Une décision définitive est normalement appliquée automatiquement par les tribunaux brésiliens. Depuis les réformes de 2005 et de 2006, il est possible de saisir les actifs du débiteur si ce dernier n’obéit pas à une ordonnance définitive dans un délai de trois jours. En pratique, l’application d’une décision peut se révéler difficile, car il existe très peu de méthodes de localisation des actifs au Brésil.
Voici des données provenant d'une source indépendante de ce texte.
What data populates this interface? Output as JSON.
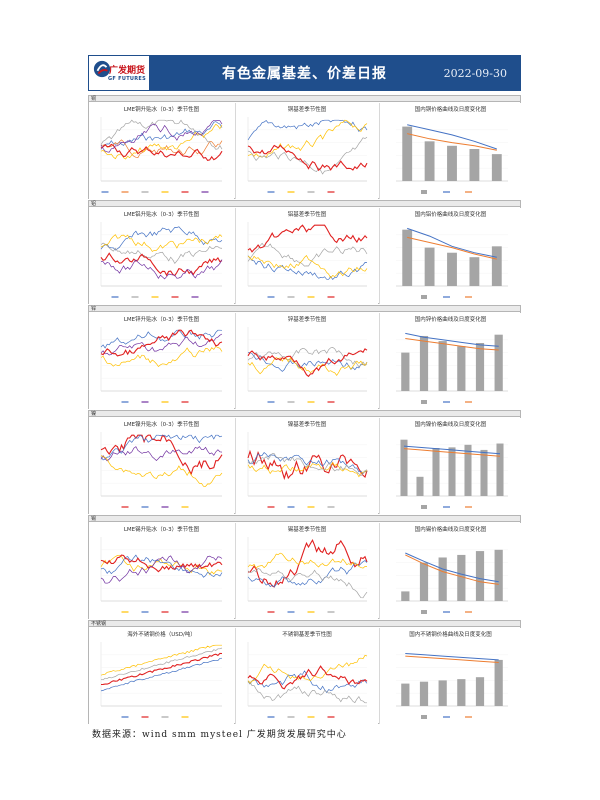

Les jugements rendus dans des pays étrangers peuvent être appliqués, s’ils respectent certaines conditions : l’homologation doit être conclue par le Tribunal supérieur de justice pour être appliquée au Brésil, les parties doivent être notifiées, et le jugement doit respecter toutes les exigences d’application (traduction à partir du portugais par un traducteur assermenté).

 

Instrument extrajudiciaire

La mise en œuvre d’instruments extrajudiciaires est une forme légale d’exécution accordée au créancier afin de lui permettre de faire valoir ses droits à l’encontre du débiteur. Il s’agit du moyen judiciaire le plus direct et le plus efficace pour recouvrer des créances au Brésil. Cette action en justice ne nécessite pas que les créanciers étrangers présentent des garanties préalables. De plus, la législation brésilienne confère force exécutoire à certains documents. Ces documents se divisent en deux grandes catégories : les titres exécutoires judiciaires (qui comprennent les jugements rendus par les tribunaux locaux reconnaissant l’existence d’une obligation contractuelle, les conciliations homologuées par le tribunal et les sentences arbitrales) et les titres exécutoires extrajudiciaires, notamment lettres de change, factures, billets à ordre, duplicata mercantil, chèques, documents officiels signés par le débiteur, actes sous seing privé signés par le débiteur, par le créancier et par deux témoins (obligatoire) ayant valeur de reconnaissance de dette, contrats assortis d’une garantie, etc. Il est obligatoire de présenter les versions originales de ces documents.

 

Procédure d’insolvabilité

Restructuration extrajudiciaire

Le débiteur peut négocier un plan de restructuration de manière informelle avec ses créanciers. Ce plan doit représenter au moins 60 % du montant total de la créance. Il doit être approuvé par le tribunal.

 

Procédure de redressement judiciaire

Le débiteur adresse une demande de redressement au tribunal ou demande au tribunal la conversion de la demande de liquidation déposée par le(s) créancier(s). En cas d’acceptation du tribunal, le débiteur dispose d’un délai de 60 jours pour présenter une liste de toutes les dettes dues aux créanciers et un plan de paiement. Ensuite, un juge programme deux réunions de créanciers. La deuxième n’est convoquée que si la première n’a pas lieu. Au cours de ces réunions, le plan doit être accepté par la majorité des créanciers. Finalement, les paiements

débutent conformément à ce qui est décidé dans le cadre du plan approuvé. Cette procédure peut prendre entre 5 et 20 ans.

 

Liquidation judiciaire

L’objectif de la procédure de liquidation est de recouvrer l’ensemble des revenus du débiteur qui a été déclaré en faillite. Les principales étapes de la liquidation sont les suivantes :

  • la liquidation peut être demandée par le débiteur (auto-falência) ou par l’un des créanciers si la créance représente plus de 40 fois le salaire minimum ;
  • la partie à l’origine de la procédure doit prouver l’existence d’une obligation nette, impayée ou en défaut de paiement en présentant un titre exécutoire obtenu sur protêt (protêt spécial – notification personnelle du débiteur) ;
  • suite à l’analyse de la situation financière du débiteur, le juge peut décider que la société doit être liquidée.

 

L’ensemble des actifs de la société doivent être vendus et le montant obtenu est partagé équitablement entre les créanciers, en respectant les privilèges éventuels. Cette procédure peut prendre entre 7 et 20 ans.